Nicolas Cage is one of Hollywood’s most iconic actors, with his filmography including classics such as Face/Off, Con Air, Gone in 60 Seconds, and more recent movies like The Unbearable Weight of Massive Talent. However, we can’t forget a certain feature from 2004...
National Treasure may not be on everyone’s top five list of Nic Cage films, but it probably should be. It’s a downright wacky adventure with a bit of American history added in, which sounds a little dull perhaps, but it’s anything but.
The feature follows Ben Gates (Cage), full name Benjamin Franklin Gates, a treasure hunter who, since he was a child, has had his eye on a lost treasure that could change the course of the future.
As he grows older, Ben gets the incredible opportunity to find The Charlotte, a long-lost ship that he’s sure lies in the middle of a frozen tundra, which contains either the treasure he’s been searching for, or yet another clue.
After a stretch of clues, Ben and his team, which includes Ian Howe (Sean Bean) and Riley Poole (Justin Bartha), discover that the ship is simply going to point them in yet another direction. While Ian is disappointed, Ben only sees more adventure to be had.
Ian, tired of Ben’s wild goose chase, threatens to kill him and Riley if Ben doesn’t give up the information he needs. After Ben and Riley escape, the two embark on their own adventure to prevent Ian from finding the treasure first.
However, much to Riley’s dismay, Ben realises that Ian will attempt to steal the Declaration of Independence in order to find the treasure, as there is an undiscovered map on the back.
Ben sees that the only way to stop Ian from taking the Declaration, is for him and Riley to steal it first, paving way for the iconic line “I’m gonna steal the Declaration of Independence", spoken by Cage.
So, now Ben and Riley, joined by a surprise tag-along, must steal one of history’s most significant documents in order to save it, as well as the treasure it will lead to.
National Treasure is a fun and rather exciting movie, as Cage leads the way to the past in order to save the future.

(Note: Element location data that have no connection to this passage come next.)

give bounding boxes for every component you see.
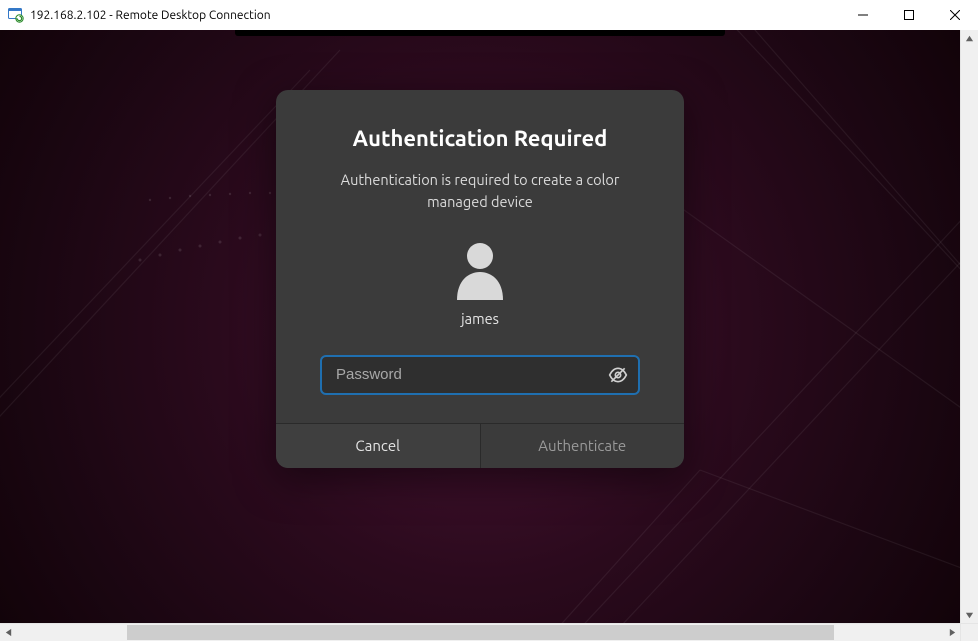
- remote-desktop: Authentication Required Authentication i…: [0, 30, 960, 624]
- horizontal-scroll-thumb[interactable]: [127, 625, 834, 640]
- remote-connection-bar[interactable]: [235, 30, 725, 36]
- minimize-button[interactable]: [840, 0, 886, 30]
- window-title: 192.168.2.102 - Remote Desktop Connectio…: [30, 9, 271, 22]
- vertical-scrollbar[interactable]: [960, 30, 978, 624]
- horizontal-scrollbar[interactable]: [0, 623, 978, 641]
- scroll-corner: [960, 623, 978, 641]
- user-avatar-icon: [324, 240, 636, 300]
- scroll-left-icon[interactable]: [0, 624, 17, 641]
- cancel-button-label: Cancel: [355, 437, 400, 454]
- scroll-up-icon[interactable]: [961, 30, 978, 47]
- username-label: james: [324, 310, 636, 327]
- scroll-right-icon[interactable]: [944, 624, 961, 641]
- scroll-down-icon[interactable]: [961, 607, 978, 624]
- cancel-button[interactable]: Cancel: [276, 424, 481, 468]
- toggle-password-visibility-icon[interactable]: [604, 361, 632, 389]
- maximize-button[interactable]: [886, 0, 932, 30]
- authenticate-button[interactable]: Authenticate: [481, 424, 685, 468]
- dialog-message: Authentication is required to create a c…: [324, 169, 636, 214]
- rdp-icon: [8, 7, 24, 23]
- window-titlebar: 192.168.2.102 - Remote Desktop Connectio…: [0, 0, 978, 31]
- authenticate-button-label: Authenticate: [538, 437, 626, 454]
- auth-dialog: Authentication Required Authentication i…: [276, 90, 684, 468]
- dialog-title: Authentication Required: [324, 126, 636, 151]
- window-controls: [840, 0, 978, 30]
- close-button[interactable]: [932, 0, 978, 30]
- password-input[interactable]: [320, 355, 640, 395]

Cage was definitely the right choice to play Ben, as the character is somewhat egotistical, but not in a horrible way; he simply knows he’s the smartest guy in the room, which creates some hilarious exchanges between him and Riley.
A lot of the comedic aspect comes from Ben’s sense of authority almost, and his dry humour when it comes to knowing all the answers. Plus, he and Riley have a great rapport that sees little exchanges and lines that definitely cause a laugh or two.
It is also somewhat hilarious to see Ben always know the answer, and watch him take the lead on everything as he answers without thinking or letting anyone else take a shot.
It may come across as slightly obnoxious, but it’s still funny to watch Riley roll his eyes at Ben in almost every scene, and Abigail Chase (Diane Kruger), who works at the museum where the Declaration was stolen (and who has joined the duo on their mission), smirk at his comments.
As well as Cage and Bartha’s brilliant relationship within the movie, the narrative is what really lets them shine.
The plot is somewhat complex, but has a clear path and some surprises along the way. Each clue that Ben and his friends find might be the last, but it seems to be going on forever, causing Riley, who has been with Ben for years, to become slightly disheartened.
Despite each clue leading somewhere, it also seems like the team come to multiple dead ends. That is, until Ben sees something no one else does.
While each clue reveals itself, Ben gives a little bit of history on them, which is genuinely interesting. These scenes become humorous more often than not, when Riley chimes in with something Ben already knows.
As well as missing treasure, multiple clues, and a threesome all invested in the same goal, Ben must find a way to beat Ian to the punch, as he is following the trio closely.
National Treasure combines a bit of history, a great cast lead by Cage, and a ticking timebomb scenario that amps up the thrills; it’s a must-see, for sure.
It is also perfectly paced, as within perhaps 45 minutes into the two-hour film the chase is already on. We know the base of the plot rather quickly, letting the action and suspense take the lead.
Everything is explained to the audience in the form of Ben explaining to Abigail and Riley the importance of each clue and what it is, which is actually very interesting, and serves to move the plot further along.
National Treasure is worth a watch for Cage alone, but the easy-to-understand yet somewhat complex plot, the supporting cast, bits of history added in, as well as danger and a rush to the finish makes this a comedic, action-packed feature that should definitely be on your watch list; it’s a definite guilty pleasure.